Gesù, parlando ai suoi discepoli, illustra lo scenario grandioso del giudizio universale, si propone non solo come giudice ma come Figlio dell’uomo in tutto lo splendore della sua divinità. Gli elementi ci sono tutti: il trono, la corte celeste fatta dalla schiera degli angeli, e tutti i popoli radunati per accogliere la sentenza suprema. Si presenta come re e pastore e tutti saranno convocati; egli separerà gli uni dagli altri e porrà chi alla sua destra e chi alla sinistra. È un “non luogo”, ma uno stato d’essere. Il Pastore non condanna ma fa prendere consapevolezza di questo stato d’essere. Il giudizio è un fatto personale, si è giudicati non per l’appartenenza o meno a una classe, ma sulle opere. La sentenza è emessa in due parti, una riguarda i giusti e una gli empi. Sono le sei opere di misericordia ricavate dalla stessa tradizione biblica (Is 58,7; Ez 18,7; Tb 4,16). Attraverso la richiesta di chiarimento, viene sottolineato che Gesù s’identifica con i piccoli, ma non solo, con tutti gli ultimi, e giusti sono tutti coloro che in modo gratuito sono stati capaci di accoglierlo indipendentemente dalla loro appartenenza.
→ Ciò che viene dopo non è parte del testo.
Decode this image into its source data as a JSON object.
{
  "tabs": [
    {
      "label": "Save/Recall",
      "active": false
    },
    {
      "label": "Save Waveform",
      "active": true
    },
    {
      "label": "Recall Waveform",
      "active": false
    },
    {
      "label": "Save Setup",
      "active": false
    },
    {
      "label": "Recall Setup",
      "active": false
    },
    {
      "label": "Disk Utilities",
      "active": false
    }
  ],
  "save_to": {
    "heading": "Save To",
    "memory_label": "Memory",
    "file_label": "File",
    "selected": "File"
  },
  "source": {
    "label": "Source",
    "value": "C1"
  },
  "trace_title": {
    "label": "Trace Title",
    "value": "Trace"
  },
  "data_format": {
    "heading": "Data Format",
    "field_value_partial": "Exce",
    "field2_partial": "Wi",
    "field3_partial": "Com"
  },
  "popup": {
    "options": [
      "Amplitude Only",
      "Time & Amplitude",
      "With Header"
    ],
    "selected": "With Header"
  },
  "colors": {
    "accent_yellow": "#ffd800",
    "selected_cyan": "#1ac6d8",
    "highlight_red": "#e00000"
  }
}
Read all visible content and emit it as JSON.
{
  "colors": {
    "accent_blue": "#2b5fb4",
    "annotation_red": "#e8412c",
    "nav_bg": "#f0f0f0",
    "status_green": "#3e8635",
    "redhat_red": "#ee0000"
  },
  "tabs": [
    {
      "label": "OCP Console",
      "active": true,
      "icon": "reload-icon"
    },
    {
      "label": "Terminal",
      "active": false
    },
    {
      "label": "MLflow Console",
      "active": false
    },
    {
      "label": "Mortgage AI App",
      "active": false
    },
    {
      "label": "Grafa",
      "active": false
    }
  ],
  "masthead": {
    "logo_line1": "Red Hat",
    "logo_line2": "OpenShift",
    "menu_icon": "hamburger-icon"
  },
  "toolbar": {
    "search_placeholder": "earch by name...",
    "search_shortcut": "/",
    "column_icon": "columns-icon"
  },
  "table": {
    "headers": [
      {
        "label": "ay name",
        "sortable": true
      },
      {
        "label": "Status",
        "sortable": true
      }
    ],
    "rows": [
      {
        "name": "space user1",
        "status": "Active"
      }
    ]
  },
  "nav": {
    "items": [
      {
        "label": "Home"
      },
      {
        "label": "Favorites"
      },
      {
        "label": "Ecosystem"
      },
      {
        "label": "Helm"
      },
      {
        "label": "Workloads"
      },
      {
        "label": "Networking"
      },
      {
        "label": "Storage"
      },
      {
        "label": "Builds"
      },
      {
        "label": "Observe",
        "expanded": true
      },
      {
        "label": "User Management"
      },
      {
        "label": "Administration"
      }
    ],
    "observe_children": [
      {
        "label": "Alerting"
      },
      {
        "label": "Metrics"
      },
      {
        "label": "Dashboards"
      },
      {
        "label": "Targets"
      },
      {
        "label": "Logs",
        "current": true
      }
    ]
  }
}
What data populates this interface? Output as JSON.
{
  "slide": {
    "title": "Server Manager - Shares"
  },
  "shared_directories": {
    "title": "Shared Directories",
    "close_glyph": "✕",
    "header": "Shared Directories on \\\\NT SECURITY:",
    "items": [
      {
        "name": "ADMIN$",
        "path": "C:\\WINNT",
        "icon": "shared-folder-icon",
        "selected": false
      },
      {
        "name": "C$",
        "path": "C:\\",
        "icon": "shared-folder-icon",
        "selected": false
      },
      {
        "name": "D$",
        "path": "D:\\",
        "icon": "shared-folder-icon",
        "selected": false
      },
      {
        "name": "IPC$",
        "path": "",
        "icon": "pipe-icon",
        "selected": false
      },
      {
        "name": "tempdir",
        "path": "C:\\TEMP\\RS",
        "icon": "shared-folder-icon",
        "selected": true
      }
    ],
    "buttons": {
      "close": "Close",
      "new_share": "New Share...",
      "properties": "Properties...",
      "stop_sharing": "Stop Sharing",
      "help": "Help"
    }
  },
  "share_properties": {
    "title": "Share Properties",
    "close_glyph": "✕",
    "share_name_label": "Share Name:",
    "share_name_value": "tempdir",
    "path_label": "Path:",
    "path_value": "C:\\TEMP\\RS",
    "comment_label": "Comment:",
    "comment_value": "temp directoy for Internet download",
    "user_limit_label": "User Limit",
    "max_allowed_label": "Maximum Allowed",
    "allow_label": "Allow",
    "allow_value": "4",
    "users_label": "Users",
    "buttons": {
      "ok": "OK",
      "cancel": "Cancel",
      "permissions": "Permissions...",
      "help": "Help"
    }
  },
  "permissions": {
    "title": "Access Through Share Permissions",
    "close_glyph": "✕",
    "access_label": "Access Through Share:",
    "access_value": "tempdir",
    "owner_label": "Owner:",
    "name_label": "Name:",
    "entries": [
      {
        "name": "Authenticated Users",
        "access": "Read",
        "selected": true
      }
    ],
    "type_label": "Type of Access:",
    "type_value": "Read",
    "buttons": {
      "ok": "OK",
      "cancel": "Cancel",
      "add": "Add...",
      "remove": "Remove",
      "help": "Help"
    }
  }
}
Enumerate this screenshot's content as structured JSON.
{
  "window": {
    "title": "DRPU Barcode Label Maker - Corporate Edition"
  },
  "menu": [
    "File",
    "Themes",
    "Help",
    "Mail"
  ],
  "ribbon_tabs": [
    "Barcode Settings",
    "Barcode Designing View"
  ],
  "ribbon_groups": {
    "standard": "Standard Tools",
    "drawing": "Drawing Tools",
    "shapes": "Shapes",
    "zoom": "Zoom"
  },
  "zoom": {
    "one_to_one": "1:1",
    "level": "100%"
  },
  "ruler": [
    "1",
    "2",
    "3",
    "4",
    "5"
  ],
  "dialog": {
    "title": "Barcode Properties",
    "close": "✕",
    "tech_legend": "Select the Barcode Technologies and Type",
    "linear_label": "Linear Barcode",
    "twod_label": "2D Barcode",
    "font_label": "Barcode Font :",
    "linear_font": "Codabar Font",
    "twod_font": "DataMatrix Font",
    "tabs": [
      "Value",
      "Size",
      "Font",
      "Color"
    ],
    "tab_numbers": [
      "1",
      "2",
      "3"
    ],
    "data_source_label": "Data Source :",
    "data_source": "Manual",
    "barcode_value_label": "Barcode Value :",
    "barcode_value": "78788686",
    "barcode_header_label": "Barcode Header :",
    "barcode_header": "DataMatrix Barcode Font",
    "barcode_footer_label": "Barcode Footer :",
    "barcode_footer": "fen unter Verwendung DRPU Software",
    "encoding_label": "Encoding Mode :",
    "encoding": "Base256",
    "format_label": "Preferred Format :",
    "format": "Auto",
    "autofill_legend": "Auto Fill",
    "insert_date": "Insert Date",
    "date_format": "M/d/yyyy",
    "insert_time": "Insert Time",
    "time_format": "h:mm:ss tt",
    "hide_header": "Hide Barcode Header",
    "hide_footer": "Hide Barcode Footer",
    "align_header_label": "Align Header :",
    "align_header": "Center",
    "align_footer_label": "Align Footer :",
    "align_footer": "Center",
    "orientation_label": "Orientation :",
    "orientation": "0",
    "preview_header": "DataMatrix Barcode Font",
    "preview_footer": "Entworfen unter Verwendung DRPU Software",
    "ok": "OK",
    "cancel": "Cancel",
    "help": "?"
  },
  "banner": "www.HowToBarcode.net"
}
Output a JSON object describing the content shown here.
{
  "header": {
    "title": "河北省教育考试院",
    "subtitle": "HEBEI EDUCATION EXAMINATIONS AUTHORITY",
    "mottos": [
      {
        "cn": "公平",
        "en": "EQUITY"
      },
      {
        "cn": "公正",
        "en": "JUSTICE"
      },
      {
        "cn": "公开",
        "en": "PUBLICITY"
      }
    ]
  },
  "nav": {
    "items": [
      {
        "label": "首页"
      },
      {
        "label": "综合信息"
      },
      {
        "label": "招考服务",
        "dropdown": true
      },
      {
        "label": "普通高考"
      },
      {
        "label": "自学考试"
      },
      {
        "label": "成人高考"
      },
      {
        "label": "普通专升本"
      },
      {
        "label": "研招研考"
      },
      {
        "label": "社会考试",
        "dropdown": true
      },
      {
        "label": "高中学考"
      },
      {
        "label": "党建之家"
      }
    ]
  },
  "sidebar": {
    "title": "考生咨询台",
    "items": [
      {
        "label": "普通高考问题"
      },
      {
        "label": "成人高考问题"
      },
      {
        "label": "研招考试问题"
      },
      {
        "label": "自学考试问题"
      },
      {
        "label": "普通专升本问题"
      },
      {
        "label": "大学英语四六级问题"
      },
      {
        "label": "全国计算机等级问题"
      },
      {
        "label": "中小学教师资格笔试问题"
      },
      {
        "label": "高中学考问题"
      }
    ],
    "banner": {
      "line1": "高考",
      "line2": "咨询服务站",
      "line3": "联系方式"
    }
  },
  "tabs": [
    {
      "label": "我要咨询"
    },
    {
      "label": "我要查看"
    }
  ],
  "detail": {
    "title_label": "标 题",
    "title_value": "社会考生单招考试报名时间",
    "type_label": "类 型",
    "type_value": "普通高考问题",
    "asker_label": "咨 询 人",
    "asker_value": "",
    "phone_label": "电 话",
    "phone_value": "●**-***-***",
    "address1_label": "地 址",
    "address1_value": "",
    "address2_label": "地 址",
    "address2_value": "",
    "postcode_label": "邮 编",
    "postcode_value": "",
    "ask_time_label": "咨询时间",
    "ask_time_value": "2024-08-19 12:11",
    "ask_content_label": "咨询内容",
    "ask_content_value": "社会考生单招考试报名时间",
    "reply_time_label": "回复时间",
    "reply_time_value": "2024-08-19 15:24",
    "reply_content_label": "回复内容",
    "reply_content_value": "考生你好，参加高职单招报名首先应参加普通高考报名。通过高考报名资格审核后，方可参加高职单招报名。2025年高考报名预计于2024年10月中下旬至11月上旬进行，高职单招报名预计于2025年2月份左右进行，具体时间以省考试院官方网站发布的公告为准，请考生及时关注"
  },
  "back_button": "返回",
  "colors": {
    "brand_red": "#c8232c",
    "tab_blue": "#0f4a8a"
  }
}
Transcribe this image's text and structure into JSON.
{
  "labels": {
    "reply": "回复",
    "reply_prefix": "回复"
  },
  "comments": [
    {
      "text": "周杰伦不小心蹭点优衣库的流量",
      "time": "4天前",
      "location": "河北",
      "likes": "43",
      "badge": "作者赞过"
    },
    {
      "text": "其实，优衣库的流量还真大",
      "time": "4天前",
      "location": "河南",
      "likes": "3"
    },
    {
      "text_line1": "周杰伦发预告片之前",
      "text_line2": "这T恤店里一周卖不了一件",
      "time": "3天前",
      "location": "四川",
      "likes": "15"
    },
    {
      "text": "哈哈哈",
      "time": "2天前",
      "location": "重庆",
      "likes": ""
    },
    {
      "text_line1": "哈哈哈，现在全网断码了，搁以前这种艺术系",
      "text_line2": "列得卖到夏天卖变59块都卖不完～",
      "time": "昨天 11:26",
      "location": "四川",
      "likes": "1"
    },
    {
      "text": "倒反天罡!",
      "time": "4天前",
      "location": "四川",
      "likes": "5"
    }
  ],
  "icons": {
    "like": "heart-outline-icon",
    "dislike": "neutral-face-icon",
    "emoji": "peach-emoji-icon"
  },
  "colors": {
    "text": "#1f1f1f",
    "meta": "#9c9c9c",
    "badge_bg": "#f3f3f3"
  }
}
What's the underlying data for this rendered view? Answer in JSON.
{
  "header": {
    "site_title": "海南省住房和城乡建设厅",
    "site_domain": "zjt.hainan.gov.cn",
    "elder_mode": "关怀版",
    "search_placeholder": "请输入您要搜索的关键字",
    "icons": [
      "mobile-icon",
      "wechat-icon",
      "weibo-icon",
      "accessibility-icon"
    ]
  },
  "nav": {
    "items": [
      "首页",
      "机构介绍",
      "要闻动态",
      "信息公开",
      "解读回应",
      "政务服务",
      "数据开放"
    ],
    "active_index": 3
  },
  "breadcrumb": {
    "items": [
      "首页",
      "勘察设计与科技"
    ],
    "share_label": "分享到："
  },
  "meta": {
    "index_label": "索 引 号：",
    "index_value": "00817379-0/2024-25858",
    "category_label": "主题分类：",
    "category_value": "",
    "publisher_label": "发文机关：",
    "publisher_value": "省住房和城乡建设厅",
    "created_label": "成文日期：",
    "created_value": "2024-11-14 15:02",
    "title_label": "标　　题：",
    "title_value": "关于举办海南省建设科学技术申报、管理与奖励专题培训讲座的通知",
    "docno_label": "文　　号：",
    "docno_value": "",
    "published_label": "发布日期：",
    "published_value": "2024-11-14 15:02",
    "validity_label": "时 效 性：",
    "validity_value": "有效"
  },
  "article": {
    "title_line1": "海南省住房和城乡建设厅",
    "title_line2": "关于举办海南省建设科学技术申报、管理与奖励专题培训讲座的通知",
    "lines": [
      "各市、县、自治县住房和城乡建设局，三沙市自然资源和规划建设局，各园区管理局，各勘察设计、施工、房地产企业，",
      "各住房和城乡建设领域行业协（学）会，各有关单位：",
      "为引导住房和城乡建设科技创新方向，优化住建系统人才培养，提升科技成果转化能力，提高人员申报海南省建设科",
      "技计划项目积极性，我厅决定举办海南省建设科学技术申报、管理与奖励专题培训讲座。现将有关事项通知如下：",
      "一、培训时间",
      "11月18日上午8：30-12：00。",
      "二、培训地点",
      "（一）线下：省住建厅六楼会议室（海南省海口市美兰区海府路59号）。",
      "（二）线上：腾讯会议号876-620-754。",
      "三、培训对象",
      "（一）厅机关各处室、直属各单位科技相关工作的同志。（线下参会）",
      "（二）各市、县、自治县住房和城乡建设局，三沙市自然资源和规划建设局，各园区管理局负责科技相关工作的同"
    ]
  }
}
Il giudizio di condanna si basa sulle stesse identiche motivazioni: il non agire ha impedito di accogliere e di vedere il Cristo e di conseguenza il Regno. Dalla contestazione del giudizio ricaviamo che queste sono persone che si scandalizzano perché convinte di essere in pace con se stesse, convinte che il loro agire era secondo le regole della religione della decenza, dell’osservanza della purità, essi non si sono mai sporcati le mani, si sono sempre tenuti separati. Ed è proprio questo il motivo della condanna, il non aver agito per non sporcarsi, il tenersi separati perché non li riguardava: «In verità io vi dico: tutto quello che non avete fatto a uno solo di questi più piccoli, non l’avete fatto a me».

Preghiera

Donami, Signore, il coraggio di cercare la tua volontà e di sapermi “sporcare le mani” lungo il mio cammino di conversione a te. Fammi comprendere che seguirti è essere al servizio di coloro che, pur cercandoti, sono più bisognosi.

Agire

Mi adopererò per realizzare, a seconda dei bisogni presenti nella realtà in cui vivo, un’opera di misericordia in modo concreto e continuato.